Antonio Maria Fantetti è un fotografo di Bari. I suoi scatti hanno due tratti distintivi: l’attenzione verso il territorio e un certa affezione per gli ambienti desolati e alienanti. Uno dei progetti che mette meglio insieme questi due aspetti è Pane e Merda: sembra una provocazione ma, in realtà, è semplicemente il nome che i baresi danno ai venditori di panini che, di notte, si parcheggiano in riva al mare. Ci ha raccontato la loro storia.
Come nasce il progetto?
Tutti i paninari sono stati ritratti in varie zone del territorio di Bari. Come tutti i mie progetti, sono affascinato dal paesaggio che mi circonda: abito vicino al mare (zona Fiera del Levante) e, quando arriva l’estate, tutta la città si riversa in questa fascia di lungomare perché c’è quella brezza marina che fa respirare. I paninari diventano il fulcro attorno al quale si svolgono le serate di vere e proprie comitive di famiglie e non solo. Quando noi baresi pensiamo ai paninari, quindi, è inevitabile associarli ad un clima simile. Io, al contrario, ho voluto concentrarmi su un periodo più freddo, di bassa stagione, quando i paninari diventano delle figure desolate, alienanti, sole nella notte. È proprio questo che mi affascina: è come fotografare il mare d’inverno.
E perché proprio loro?
Quella del paninaro è una figura ben radicata nella mia adolescenza. Ho vissuto fino a diciotto anni a Manfredonia e quando arrivava l’estate non vedevo l’ora di andare da Nunzio, l’ambulante storico del paese. Mi piaceva osservare la sua clientela: il padre che portava tutta la famiglia a “mangiare fuori”, il fidanzato che comprava il panino farcitone per la fidanzata, i lavoratori notturni che facevano pausa con una doppia porzione di sgagliozze, ovvero la polenta fritta. È il tipico esempio di come il paesaggio possa influenzare l’uomo e il suo modo di vivere.
Le foto sono solo otto, come sei arrivato a questa selezione?
A dire il vero il progetto non è ancora chiuso. Mi piace guardare questo tipo di vita notturna e quando posso continuo a fotografarli. La selezione non è il frutto di una scelta, ma principalmente la conseguenza di un problema: la maggior parte di queste realtà non sono in regola e quando vedono una macchina fotografica non sono propriamente ben predisposte.
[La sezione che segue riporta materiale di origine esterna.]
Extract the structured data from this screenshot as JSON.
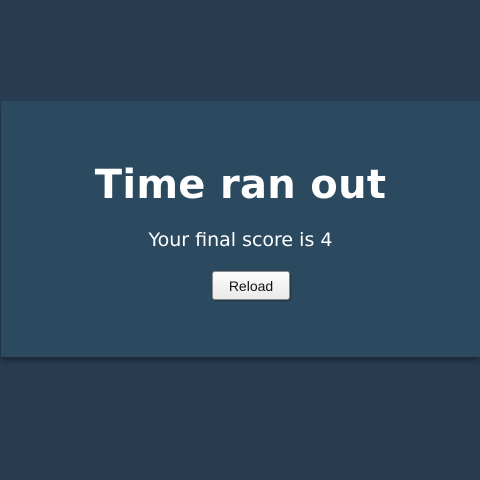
{
  "dialog": {
    "title": "Time ran out",
    "score_text": "Your final score is 4",
    "reload_label": "Reload"
  },
  "colors": {
    "page_background": "#283d52",
    "panel_background": "#2c4a5f",
    "text": "#ffffff"
  }
}
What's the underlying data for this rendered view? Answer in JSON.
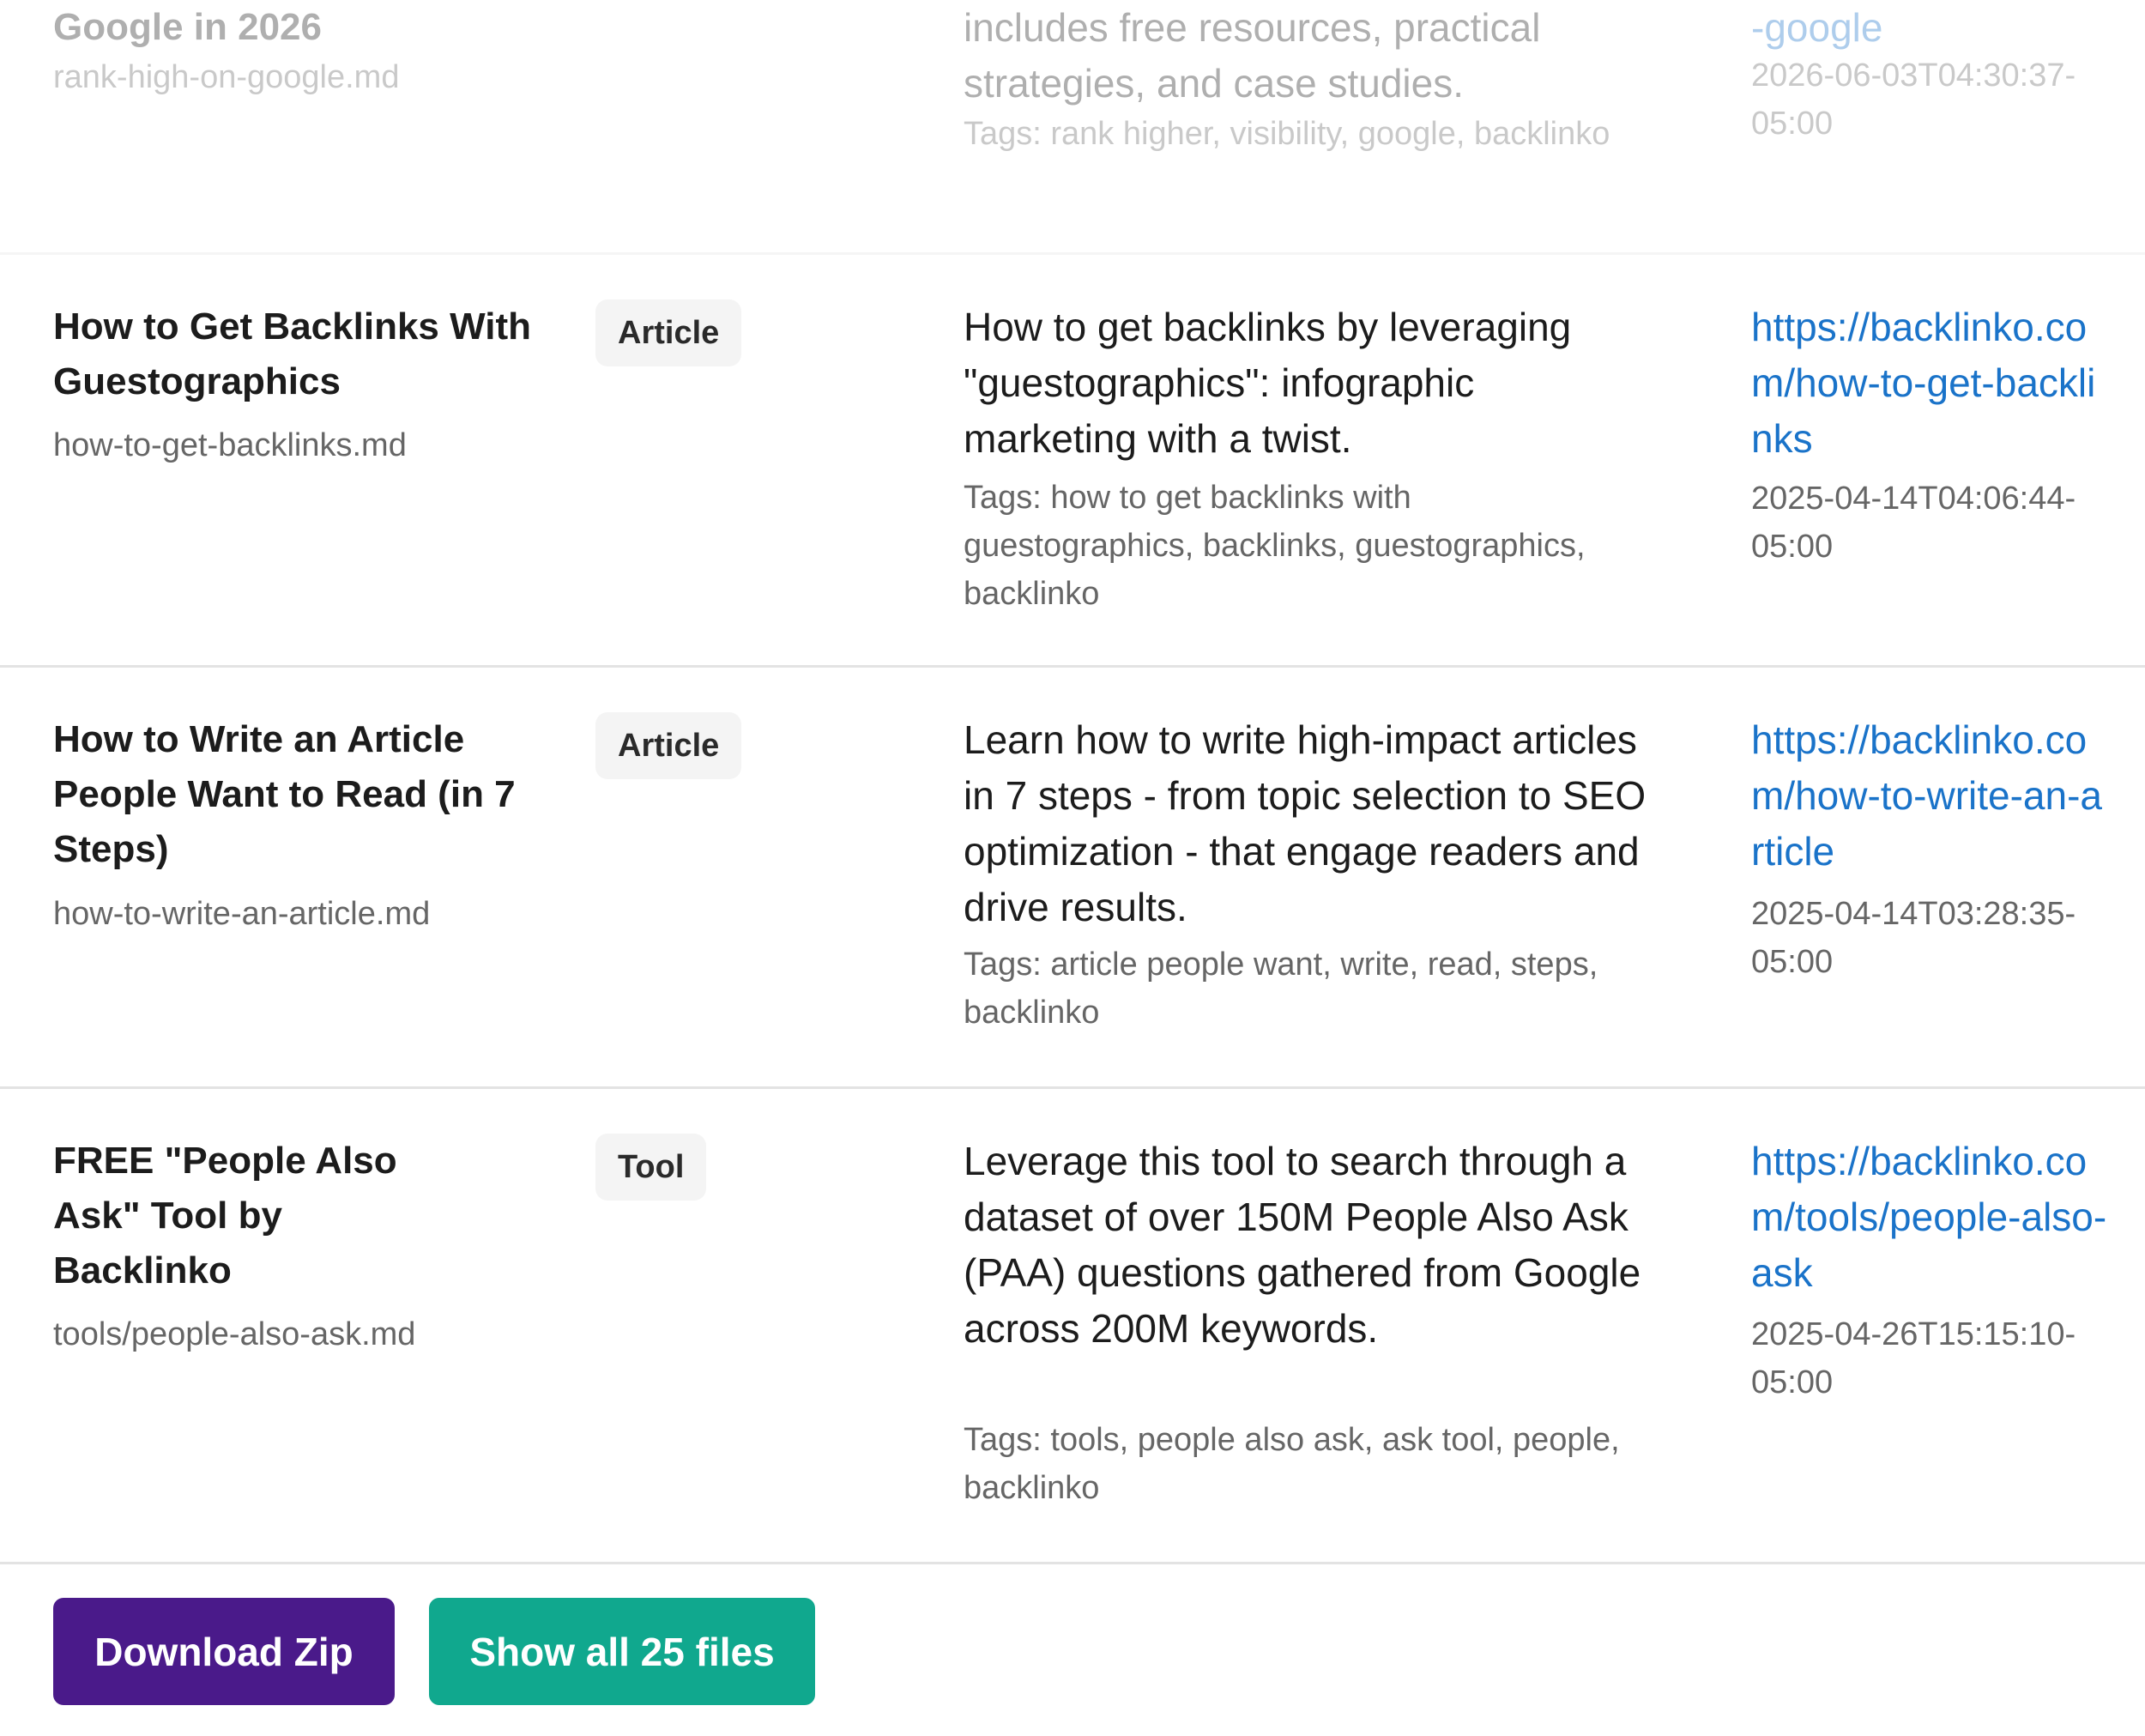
{
  "rows": [
    {
      "title": "Google in 2026",
      "filename": "rank-high-on-google.md",
      "description": "includes free resources, practical strategies, and case studies.",
      "tags": "Tags: rank higher, visibility, google, backlinko",
      "url": "-google",
      "date": "2026-06-03T04:30:37-05:00"
    },
    {
      "title": "How to Get Backlinks With Guestographics",
      "type": "Article",
      "filename": "how-to-get-backlinks.md",
      "description": "How to get backlinks by leveraging \"guestographics\": infographic marketing with a twist.",
      "tags": "Tags: how to get backlinks with guestographics, backlinks, guestographics, backlinko",
      "url": "https://backlinko.com/how-to-get-backlinks",
      "date": "2025-04-14T04:06:44-05:00"
    },
    {
      "title": "How to Write an Article People Want to Read (in 7 Steps)",
      "type": "Article",
      "filename": "how-to-write-an-article.md",
      "description": "Learn how to write high-impact articles in 7 steps - from topic selection to SEO optimization - that engage readers and drive results.",
      "tags": "Tags: article people want, write, read, steps, backlinko",
      "url": "https://backlinko.com/how-to-write-an-article",
      "date": "2025-04-14T03:28:35-05:00"
    },
    {
      "title": "FREE \"People Also Ask\" Tool by Backlinko",
      "type": "Tool",
      "filename": "tools/people-also-ask.md",
      "description": "Leverage this tool to search through a dataset of over 150M People Also Ask (PAA) questions gathered from Google across 200M keywords.",
      "tags": "Tags: tools, people also ask, ask tool, people, backlinko",
      "url": "https://backlinko.com/tools/people-also-ask",
      "date": "2025-04-26T15:15:10-05:00"
    }
  ],
  "actions": {
    "download_label": "Download Zip",
    "show_all_label": "Show all 25 files"
  },
  "colors": {
    "download_button": "#4a1a8a",
    "show_all_button": "#10a88e",
    "link": "#1a73c9"
  }
}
Quindi prima di uno scatto ci sono molti panini, molte storie e, alla fine, dopo aver spiegato il mio progetto, solo alcuni accettano di farsi fotografare.
Il titolo è pura provocazione o sei davvero un difensore della cucina più raffinata?
È che, a Bari, i paninari vengono chiamati Pane e Merda proprio perché non si conosce la provenienza di quello che si mangia. In realtà, la maggior parte di loro sono molto attenti a quello che cucinano, perché spesso vengono sottoposti ai controlli ordinari di qualche pattuglia notturna.
Perché ritrarli vuoti o con pochissimi clienti?
Come ti ho già detto, mi attrae questo senso alienante che caratterizza immagini simili. Tra la sera e la notte inoltrata, i pane e merda rappresentano quasi delle piccole oasi. Si parcheggiano vicino strade o zone dove non ci sono locali. È interessante vedere come le persone possano sedersi e decidere di passare del tempo in un contesto urbano o periurbano esteticamente non ideale.
Vuoi dirci una tua personale top 3 dei pane e merda baresi?
Non esiste una vera e propria top 3 dei paninari baresi. Ognuno ha qualcosa di speciale. I Rossi in piazza hanno le migliori braciole che abbia mai assaggiato, quello del tribunale invece ha le patate fresche fritte, tagliate a mano e, vi assicuro, sono una vera e delizia. Da quando ho iniziato questo progetto ho messo in conto che avrei preso parecchi chili.